Diversity and gender equality is important not just as a point of fairness, but also as innovation and creativity drivers, which are business-critical for media companies, according to Adcolony’s Simpson.

“We’re built on diversity, it is one of the strengths of our business, as different viewpoints build creativity and creates the right environment for creativity to thrive,” said Simpson, “We believe in gender equality as diversity brings important advantages to the business.”

Mindshare’s Kean sees the agency as being responsible for co-leading the charge for gender equality with its clients, and dismisses any talk of just riding the trend.

“It's a way of future-proofing every single one of the businesses we work for,” said Kean, “by making sure we promote equality within our own business, we're making sure that we have access to the best talent and ideas, it really is that simple.”

While Kean claims that Mindshare has a good start with a healthy spilt of male and female leaders, the agency is aiming higher, hoping to tackle the inequality where it is evident.

“The aim of this initiative was to use our fortunate position to tackle inequality in areas where the situation isn't so balanced, like education in some APAC markets,” said Kean.

Achieving change

While it is great to give back with core competencies, what does Mindshare and its partners hope to achieve at the end of the day? And how do such initiatives benefit both the charity, as well as participating organisations?

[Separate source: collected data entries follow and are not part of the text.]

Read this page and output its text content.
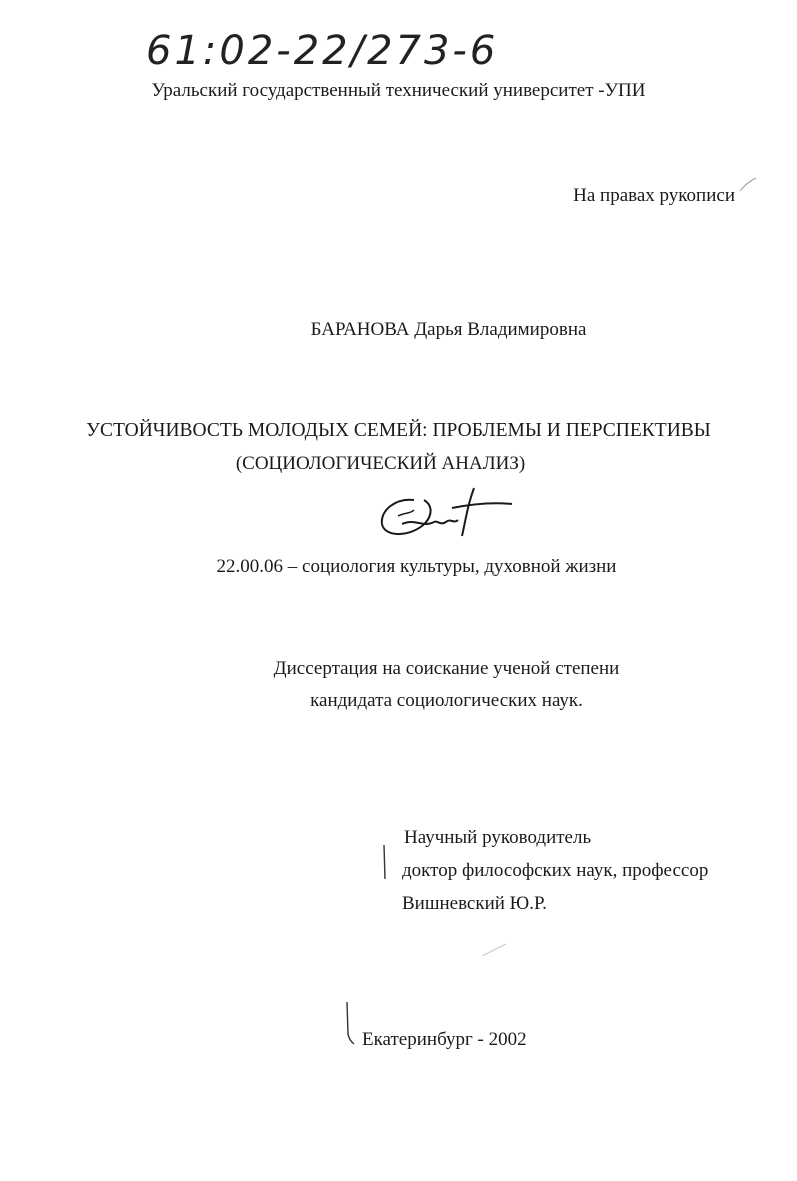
61:02-22/273-6
Уральский государственный технический университет -УПИ
На правах рукописи
БАРАНОВА Дарья Владимировна
УСТОЙЧИВОСТЬ МОЛОДЫХ СЕМЕЙ: ПРОБЛЕМЫ И ПЕРСПЕКТИВЫ
(СОЦИОЛОГИЧЕСКИЙ АНАЛИЗ)
22.00.06 – социология культуры, духовной жизни
Диссертация на соискание ученой степени
кандидата социологических наук.
Научный руководитель
доктор философских наук, профессор
Вишневский Ю.Р.
Екатеринбург - 2002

Writing Through’s Scarborough, believes that such CSR initiatives benefit charities in raising awareness, as well as reaching a wider audience.

“Mindshare has helped us in thinking bigger and reaching a much wider audience, because mostly we’ve [had] a tiny social media presence and word of mouth,” said Scarborough, ”this is a way of helping us move to the next level and become more professional in our visibility.”

Kean agrees, seeing this as not just a great way to give back to charities but also understand their media partners better.

“It's a great way to get to know our media partners' offerings even better, and finally to create a campaign for a charity that would not otherwise have the funds to promote themselves and fulfill their big ambitions,” said Kean.

Normal issues about competition get tossed aside, as well in achieving a better outcome for charity, shared James Rogers, head of sales, Singapore, Malaysia, Vietnam at Inmobi.

“We’re almost taking ourselves out of the day-to-day business and collaborating more closely with our competitors than we ever have done, as well as our agency partners,” he said.

The outcome for Mindshare, according to Kean, is sending out a positive message on committing to gender equality and providing a catalyst for innovation for its employees.

“We hope to send out a positive message to both employees and the wider industry about the need to commit to the promotion of gender equality,” says Kean, “it's an opportunity for our teams to think differently and provocatively away from the everyday constraints of the office.”

As for the winning campaign, the team hopes to roll it out as soon as possible according to Lyn Lim, account manager, Mindshare Singapore.

“All thanks to our media partners, if not we would never be able to land this,” said Lim,” what we want to achieve for them [Writing Through] is more donors, more volunteers, more awareness about their cause and what it’s all about.”

Elsewhere within Mindshare this week, all 87 global studios took part in a day long project which saw staff challenged by Mindshare North America chief strategy officer Cindy Gustafson to ‘advance gender equality through the lens of a brand’.